Но он убедился в том, что самостоятельно не издать ему свой роман.
— Книгопродавец — алтынная душа, — прижмет непременно, и я сяду в болото. Непременно сяду.
И он рассчитал, что если сдаст роман в «Отечественные записки», которые расходятся в двух тысячах пятистах экземплярах, то его прочтут по крайней мере сто тысяч человек.

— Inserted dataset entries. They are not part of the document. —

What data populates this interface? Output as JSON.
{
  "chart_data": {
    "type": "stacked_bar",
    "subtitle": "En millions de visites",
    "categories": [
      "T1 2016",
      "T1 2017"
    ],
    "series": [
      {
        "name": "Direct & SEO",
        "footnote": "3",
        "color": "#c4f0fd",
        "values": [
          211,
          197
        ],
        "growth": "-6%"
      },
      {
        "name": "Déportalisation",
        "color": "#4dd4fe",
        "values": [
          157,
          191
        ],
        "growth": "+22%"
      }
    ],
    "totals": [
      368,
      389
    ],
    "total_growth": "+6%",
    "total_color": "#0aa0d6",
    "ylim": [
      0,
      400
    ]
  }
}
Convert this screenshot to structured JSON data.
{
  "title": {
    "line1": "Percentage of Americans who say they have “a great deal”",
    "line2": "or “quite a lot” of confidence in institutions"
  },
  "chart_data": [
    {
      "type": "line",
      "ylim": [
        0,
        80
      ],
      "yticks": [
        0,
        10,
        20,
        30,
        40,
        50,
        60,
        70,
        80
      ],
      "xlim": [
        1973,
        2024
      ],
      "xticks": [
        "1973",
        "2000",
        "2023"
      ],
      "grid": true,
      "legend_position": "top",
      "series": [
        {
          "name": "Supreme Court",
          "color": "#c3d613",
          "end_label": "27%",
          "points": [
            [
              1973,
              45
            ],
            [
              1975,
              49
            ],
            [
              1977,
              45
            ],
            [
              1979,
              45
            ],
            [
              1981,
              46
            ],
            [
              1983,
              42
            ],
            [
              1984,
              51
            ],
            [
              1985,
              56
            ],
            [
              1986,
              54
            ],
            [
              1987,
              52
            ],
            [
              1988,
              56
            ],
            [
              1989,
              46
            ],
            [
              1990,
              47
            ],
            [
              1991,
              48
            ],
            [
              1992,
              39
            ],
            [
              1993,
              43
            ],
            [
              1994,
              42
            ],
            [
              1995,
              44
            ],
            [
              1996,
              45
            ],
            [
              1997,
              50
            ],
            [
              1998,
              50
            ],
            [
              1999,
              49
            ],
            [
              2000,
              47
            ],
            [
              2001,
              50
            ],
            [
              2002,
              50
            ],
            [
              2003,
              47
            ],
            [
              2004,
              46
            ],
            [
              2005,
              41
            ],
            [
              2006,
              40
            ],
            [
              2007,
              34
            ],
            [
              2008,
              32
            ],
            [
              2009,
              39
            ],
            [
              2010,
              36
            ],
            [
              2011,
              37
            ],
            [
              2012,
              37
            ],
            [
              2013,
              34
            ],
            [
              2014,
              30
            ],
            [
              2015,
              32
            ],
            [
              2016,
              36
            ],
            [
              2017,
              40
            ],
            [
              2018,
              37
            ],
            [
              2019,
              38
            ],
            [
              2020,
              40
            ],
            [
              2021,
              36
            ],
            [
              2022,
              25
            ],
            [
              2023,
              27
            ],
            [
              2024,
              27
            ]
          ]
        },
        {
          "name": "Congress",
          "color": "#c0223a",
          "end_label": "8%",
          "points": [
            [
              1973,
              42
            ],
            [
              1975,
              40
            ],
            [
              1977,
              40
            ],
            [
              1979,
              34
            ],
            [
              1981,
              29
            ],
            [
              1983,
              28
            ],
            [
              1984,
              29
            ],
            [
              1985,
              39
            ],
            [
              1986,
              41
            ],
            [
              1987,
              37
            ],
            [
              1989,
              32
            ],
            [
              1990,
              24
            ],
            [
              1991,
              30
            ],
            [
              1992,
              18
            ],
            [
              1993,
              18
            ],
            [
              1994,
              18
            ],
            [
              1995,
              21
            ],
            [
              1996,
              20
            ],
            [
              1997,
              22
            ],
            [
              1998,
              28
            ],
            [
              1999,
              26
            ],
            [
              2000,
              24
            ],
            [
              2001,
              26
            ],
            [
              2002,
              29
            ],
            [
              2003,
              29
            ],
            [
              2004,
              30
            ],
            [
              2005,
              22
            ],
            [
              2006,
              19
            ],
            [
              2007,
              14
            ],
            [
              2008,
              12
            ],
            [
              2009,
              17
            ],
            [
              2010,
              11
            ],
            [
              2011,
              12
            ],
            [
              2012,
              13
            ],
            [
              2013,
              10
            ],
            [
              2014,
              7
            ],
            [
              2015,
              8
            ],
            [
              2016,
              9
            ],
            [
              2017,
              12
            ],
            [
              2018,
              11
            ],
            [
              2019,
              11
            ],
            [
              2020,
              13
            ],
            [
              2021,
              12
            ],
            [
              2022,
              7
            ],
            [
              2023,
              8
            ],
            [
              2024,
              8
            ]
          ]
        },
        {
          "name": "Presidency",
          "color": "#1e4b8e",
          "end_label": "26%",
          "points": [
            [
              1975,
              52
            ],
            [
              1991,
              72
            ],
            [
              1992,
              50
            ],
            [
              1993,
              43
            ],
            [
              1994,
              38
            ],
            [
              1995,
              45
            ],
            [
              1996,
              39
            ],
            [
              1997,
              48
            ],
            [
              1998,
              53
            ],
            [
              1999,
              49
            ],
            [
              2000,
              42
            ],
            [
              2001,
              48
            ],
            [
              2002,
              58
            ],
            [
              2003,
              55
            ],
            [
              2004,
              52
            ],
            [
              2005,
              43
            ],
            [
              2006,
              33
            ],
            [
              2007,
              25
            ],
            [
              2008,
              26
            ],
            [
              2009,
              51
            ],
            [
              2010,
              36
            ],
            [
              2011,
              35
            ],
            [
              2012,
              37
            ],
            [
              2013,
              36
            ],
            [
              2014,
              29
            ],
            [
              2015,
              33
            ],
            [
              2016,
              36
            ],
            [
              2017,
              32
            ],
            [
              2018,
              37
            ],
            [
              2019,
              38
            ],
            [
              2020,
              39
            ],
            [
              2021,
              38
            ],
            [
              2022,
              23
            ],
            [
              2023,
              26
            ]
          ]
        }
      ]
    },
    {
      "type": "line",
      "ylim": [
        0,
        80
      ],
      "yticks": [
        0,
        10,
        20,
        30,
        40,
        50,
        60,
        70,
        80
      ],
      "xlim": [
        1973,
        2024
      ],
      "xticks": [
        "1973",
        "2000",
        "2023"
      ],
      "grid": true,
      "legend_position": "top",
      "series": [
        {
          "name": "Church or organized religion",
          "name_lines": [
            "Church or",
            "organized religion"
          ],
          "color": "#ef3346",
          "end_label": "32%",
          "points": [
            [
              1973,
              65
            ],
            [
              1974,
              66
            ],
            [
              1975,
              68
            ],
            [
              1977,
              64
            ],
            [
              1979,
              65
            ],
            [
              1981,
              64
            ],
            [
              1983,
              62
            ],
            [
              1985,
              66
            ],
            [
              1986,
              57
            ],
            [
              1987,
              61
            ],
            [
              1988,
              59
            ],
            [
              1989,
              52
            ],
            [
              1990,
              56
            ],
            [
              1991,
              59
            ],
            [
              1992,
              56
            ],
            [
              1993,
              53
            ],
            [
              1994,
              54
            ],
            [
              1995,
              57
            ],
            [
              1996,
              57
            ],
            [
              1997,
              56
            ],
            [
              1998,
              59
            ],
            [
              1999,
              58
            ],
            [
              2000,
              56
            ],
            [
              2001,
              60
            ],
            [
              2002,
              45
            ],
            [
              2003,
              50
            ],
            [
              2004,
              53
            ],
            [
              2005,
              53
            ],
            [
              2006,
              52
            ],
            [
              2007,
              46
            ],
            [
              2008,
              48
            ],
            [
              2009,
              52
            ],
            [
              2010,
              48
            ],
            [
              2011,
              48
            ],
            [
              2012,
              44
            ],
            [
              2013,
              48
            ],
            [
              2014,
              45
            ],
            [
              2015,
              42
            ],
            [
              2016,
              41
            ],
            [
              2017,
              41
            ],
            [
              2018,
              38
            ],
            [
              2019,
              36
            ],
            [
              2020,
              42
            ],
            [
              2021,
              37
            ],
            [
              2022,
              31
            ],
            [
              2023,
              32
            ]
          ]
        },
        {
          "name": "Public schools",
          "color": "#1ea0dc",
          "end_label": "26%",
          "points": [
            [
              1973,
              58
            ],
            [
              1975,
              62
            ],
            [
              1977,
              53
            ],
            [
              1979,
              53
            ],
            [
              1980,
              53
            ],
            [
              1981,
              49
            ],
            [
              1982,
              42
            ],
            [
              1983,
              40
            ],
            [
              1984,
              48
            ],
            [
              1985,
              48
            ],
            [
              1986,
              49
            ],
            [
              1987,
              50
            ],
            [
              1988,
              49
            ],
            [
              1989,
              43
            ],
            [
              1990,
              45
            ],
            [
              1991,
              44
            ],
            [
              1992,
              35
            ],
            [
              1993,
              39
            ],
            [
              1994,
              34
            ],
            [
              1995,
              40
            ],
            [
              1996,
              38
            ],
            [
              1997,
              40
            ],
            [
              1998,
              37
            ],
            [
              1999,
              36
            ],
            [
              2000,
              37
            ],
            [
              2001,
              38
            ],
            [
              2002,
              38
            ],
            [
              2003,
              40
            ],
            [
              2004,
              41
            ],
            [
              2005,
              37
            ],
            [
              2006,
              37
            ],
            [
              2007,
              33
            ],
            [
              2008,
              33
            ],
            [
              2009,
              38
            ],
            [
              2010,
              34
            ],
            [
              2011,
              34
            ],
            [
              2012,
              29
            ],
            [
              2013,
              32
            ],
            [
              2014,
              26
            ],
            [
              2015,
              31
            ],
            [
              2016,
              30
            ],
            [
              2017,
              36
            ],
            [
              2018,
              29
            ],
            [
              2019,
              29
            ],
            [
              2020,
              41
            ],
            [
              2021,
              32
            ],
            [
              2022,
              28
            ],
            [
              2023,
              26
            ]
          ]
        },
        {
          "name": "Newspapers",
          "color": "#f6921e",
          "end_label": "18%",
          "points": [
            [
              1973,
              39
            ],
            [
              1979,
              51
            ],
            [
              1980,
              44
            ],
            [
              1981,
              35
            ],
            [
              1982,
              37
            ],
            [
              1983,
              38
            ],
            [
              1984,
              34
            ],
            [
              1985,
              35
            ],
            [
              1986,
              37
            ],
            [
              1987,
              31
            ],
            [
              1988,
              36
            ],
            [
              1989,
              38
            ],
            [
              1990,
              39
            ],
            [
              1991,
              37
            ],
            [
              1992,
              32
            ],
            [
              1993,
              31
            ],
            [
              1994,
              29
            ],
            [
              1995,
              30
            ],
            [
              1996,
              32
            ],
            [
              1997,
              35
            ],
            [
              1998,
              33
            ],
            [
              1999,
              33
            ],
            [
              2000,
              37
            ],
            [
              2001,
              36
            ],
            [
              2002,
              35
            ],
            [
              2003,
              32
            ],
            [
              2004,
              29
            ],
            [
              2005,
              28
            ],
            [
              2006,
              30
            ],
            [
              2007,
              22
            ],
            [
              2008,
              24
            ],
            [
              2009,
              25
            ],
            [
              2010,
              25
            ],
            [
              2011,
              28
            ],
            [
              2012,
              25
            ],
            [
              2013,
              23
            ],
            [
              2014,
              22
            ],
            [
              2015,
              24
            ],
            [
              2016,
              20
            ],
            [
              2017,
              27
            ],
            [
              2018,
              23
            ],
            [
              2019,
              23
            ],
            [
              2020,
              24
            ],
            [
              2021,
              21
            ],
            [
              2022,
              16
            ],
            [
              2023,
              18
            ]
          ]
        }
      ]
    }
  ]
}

— Напечатай я сам — моя будущность литературная, жизнь — все обеспечено, — думал он. — А если нет? Если вот эти олигархи и диктаторы, которые засели в журнальных редакциях, возьмут да и откажут…
Тогда, может быть, и в Н е в у. Что же делать? — Он готов на все, лишь бы не погибла идея. А идея — это роман. Это не переводишки, которыми он занимался ради денег. Это уже нечто с в о е. Это то, быть может, на что все эти гончие из редакций должны были бы наброситься, как на свежую добычу. Это уже нечто п о д Ш и л л е р а. — Устрой я роман, тогда Ш и л л е р найдет себе место, или я — не я.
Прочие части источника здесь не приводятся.